In simple layman terms, think about this. If the world is so short of money, and yes, the world is really, very short of money right now, as bank lending has frozen for a year now, and doesn't look like it will return to the good old days any time soon, how can interest rates remain low? After all, interest rate is the price of money, and supply is low, while demand is high.

Answer? Governments can print money, thus, increasing the supply of money, even in excess of demand. However, this assumes that the printing of money will not affect the currency value.

In the case of USA, this assumption is false in the longer term. Why? Because currently, the US is still experiencing a trade deficit of US$34 billion a month, or US$400 billion a year. This means that the US Government needs the World Investors to buy US Dollars if it is going to continue to fund its Deficits, not only the Trade Deficit, but also the US Government Budget Deficit.

Any Government Spending to stimulate the economy will translate into more imports because America has lost its Industrial Might. Manufacturing Sector constitutes less than 16% of US GDP today. This is the major difference between US of the Great Depression Era of 1929, and the US of Today 2009, i.e. 80 years later.

Today, the US has to buy most of what it consumes from the world, whilst in the 1930s, the US was selling to the World. US Government Spending will stimulate World Economy, possibly Japan and China, but at a very high price to US taxpayers. The US GDP Statistics will look good, but it will not create much jobs for Americans, for the money spent.

In order to sustain its Trade & Government Deficits, the US Government will have to borrow money from Non Americans, namely China and Japan, possibly to the tune of US$1 trillion, in addition to rolling over its existing Government Debt of US$14 trillion today.

Debt Rolling over means that when a debt is due for payment, new debt in the form of Treasury Bonds can be issued to pay for the debts that is maturing.

I am not questioning so much on the demand for US Government Bonds, but rather, the Interest Rate that will make it attractive for Non Americans to invest in such bonds.

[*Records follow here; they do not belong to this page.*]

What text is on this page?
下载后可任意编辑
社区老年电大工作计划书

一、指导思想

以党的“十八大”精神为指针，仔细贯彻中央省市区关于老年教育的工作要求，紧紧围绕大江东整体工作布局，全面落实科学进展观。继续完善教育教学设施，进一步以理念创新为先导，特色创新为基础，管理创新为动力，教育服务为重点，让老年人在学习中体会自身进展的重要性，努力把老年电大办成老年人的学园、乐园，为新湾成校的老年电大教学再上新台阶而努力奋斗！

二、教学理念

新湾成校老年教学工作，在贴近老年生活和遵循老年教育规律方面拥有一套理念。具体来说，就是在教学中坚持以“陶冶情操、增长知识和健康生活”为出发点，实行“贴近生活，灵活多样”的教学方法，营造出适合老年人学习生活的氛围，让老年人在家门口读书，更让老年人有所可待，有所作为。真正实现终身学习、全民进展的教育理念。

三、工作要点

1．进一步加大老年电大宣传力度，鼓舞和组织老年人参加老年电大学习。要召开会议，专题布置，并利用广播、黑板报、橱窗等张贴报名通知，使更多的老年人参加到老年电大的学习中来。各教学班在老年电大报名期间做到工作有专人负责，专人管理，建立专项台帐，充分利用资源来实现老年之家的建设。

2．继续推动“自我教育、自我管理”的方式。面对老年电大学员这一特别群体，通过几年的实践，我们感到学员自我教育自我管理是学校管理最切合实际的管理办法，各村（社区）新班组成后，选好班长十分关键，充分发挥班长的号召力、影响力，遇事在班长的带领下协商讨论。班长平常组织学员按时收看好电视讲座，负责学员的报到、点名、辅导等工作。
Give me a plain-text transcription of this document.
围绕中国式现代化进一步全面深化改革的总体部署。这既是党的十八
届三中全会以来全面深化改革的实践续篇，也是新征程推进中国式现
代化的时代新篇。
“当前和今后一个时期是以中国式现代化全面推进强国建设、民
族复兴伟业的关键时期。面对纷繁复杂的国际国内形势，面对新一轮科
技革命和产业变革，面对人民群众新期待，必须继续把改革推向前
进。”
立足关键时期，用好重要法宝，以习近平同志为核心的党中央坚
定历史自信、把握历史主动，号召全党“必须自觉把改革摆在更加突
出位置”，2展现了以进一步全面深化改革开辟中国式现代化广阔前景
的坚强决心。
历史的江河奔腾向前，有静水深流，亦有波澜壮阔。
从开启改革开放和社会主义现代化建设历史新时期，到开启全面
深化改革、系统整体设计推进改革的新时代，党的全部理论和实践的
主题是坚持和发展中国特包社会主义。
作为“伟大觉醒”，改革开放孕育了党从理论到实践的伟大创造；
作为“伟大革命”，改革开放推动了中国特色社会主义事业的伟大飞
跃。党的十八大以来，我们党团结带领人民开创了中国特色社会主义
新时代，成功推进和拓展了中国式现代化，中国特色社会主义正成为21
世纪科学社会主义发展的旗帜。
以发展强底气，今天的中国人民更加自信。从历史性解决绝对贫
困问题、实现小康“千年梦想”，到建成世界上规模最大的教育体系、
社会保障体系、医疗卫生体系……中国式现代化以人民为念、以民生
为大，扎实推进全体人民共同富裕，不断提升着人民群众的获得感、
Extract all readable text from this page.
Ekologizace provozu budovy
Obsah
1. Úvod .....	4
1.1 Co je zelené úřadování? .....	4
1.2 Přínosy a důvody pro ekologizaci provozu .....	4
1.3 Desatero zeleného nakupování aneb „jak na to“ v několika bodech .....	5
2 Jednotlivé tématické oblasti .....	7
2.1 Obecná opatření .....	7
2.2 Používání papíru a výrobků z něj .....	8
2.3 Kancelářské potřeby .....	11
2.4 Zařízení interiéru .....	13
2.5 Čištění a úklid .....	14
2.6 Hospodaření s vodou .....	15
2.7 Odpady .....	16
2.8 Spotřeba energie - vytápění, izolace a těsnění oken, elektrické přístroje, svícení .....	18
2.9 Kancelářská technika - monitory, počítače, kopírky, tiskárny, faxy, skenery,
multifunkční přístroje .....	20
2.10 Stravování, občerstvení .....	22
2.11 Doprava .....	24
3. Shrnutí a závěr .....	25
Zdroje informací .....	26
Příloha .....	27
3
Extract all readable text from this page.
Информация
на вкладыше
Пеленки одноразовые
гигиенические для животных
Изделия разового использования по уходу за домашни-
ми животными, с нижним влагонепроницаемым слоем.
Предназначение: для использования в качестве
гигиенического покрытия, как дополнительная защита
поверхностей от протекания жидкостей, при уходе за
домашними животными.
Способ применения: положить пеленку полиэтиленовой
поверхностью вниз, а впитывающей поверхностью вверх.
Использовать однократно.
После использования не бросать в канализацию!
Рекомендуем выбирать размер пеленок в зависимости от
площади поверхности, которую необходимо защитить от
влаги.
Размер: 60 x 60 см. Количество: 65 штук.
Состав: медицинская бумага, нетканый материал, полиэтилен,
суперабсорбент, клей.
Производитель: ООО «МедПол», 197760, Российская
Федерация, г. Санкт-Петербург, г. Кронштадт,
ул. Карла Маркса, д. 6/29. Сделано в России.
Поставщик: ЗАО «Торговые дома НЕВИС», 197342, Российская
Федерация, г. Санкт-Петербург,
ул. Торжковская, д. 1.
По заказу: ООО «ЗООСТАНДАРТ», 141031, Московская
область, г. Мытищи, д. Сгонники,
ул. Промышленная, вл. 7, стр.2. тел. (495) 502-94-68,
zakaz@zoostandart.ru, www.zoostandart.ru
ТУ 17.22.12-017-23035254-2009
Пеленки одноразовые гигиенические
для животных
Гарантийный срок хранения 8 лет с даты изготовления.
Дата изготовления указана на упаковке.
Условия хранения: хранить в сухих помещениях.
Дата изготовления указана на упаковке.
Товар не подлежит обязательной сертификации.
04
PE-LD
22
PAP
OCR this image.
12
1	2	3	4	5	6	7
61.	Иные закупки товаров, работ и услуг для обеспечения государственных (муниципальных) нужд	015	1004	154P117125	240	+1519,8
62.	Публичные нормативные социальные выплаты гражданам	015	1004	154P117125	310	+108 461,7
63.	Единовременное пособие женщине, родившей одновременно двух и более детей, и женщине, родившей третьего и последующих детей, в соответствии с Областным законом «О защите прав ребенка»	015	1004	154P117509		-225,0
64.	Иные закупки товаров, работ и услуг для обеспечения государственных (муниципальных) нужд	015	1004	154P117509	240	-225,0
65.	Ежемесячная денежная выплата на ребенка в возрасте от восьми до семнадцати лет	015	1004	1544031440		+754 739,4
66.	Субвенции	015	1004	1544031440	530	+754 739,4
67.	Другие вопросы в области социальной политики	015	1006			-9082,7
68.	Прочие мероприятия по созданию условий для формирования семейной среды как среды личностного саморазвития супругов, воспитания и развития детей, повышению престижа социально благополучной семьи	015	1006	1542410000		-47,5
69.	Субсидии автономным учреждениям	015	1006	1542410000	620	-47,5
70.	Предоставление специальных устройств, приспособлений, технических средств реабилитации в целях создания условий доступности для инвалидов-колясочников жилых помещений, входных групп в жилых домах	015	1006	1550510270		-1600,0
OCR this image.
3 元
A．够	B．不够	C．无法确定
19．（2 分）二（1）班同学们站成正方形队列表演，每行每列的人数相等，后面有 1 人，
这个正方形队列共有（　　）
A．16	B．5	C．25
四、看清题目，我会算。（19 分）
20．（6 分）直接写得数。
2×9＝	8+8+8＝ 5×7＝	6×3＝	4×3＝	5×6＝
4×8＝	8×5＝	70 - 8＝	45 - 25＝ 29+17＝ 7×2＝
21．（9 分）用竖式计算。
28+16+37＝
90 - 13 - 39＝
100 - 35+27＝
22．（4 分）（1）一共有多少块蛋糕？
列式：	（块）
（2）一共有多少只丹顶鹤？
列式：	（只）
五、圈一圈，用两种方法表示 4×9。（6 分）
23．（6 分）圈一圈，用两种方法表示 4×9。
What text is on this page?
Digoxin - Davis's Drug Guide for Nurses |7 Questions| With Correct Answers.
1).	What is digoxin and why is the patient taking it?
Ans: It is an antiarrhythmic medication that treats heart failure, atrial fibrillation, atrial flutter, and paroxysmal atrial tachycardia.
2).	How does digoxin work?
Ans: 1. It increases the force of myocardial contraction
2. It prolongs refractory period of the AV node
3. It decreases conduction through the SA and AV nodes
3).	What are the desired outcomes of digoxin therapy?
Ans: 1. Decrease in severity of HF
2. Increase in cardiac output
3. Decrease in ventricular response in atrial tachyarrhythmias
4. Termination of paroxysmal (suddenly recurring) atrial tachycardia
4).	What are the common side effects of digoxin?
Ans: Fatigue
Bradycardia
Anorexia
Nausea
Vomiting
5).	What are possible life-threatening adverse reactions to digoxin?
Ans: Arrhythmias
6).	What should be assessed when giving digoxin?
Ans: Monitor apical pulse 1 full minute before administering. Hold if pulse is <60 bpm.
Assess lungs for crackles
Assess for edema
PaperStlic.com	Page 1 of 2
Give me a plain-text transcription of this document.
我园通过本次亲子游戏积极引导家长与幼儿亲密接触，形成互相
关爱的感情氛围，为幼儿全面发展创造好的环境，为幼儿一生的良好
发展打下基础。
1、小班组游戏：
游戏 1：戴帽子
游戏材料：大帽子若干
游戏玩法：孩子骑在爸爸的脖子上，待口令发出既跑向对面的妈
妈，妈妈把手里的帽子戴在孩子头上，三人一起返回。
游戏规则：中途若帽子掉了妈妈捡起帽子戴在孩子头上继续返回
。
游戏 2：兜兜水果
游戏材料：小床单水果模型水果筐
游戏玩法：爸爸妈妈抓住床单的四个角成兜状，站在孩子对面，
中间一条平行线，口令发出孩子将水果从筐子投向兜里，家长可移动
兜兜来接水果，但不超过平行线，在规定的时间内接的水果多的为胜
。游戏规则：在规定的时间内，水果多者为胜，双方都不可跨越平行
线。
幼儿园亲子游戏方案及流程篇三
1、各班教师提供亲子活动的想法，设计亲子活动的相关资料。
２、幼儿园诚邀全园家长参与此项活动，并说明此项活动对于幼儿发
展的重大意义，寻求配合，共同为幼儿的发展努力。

At 2.47% p.a., I believe that China can do better with its Foreign Reserves than to invest in US Government Bonds.

For example, China has loaned Russia about US$25 billion to build an Oil Supply Channel to China. This is strategic to China in securing its Oil Supply needs for the next 10 years. Also, China has invested another US$15 billion in Australian Mines, and US$10 billion in Brazillian Mines, to secure its strategic natural resources it will need in the next 10 years, as it builds its infrastructure and grows its economy.

So, why should China buy US Government Bonds at 2.47%p.a.? In addition, if I were the Governor of the People's Central Bank of China (PBOC), I would want to diversify the risks of holding the entire wealth of China in the form of US Government Bonds. Should there be a significant devaluation of US$, then, China's wealth will be diluted. In this case, wouldn't it be wiser to spread the investments around, in the form of British Pounds & Assets in UK, and Europe? Or continue with its policy for the last 5 years of investing heavily in Australian resources? China will need a lot of coal, uranium, steel, aluminium, even Gold from Australia, as it industrializes further.

In my opinion, the US Government Bonds (Treasury Securities) is the latest bubble that has been created by the Federal Reserve, having brought its FOMC Interest Rate down to 0.25%.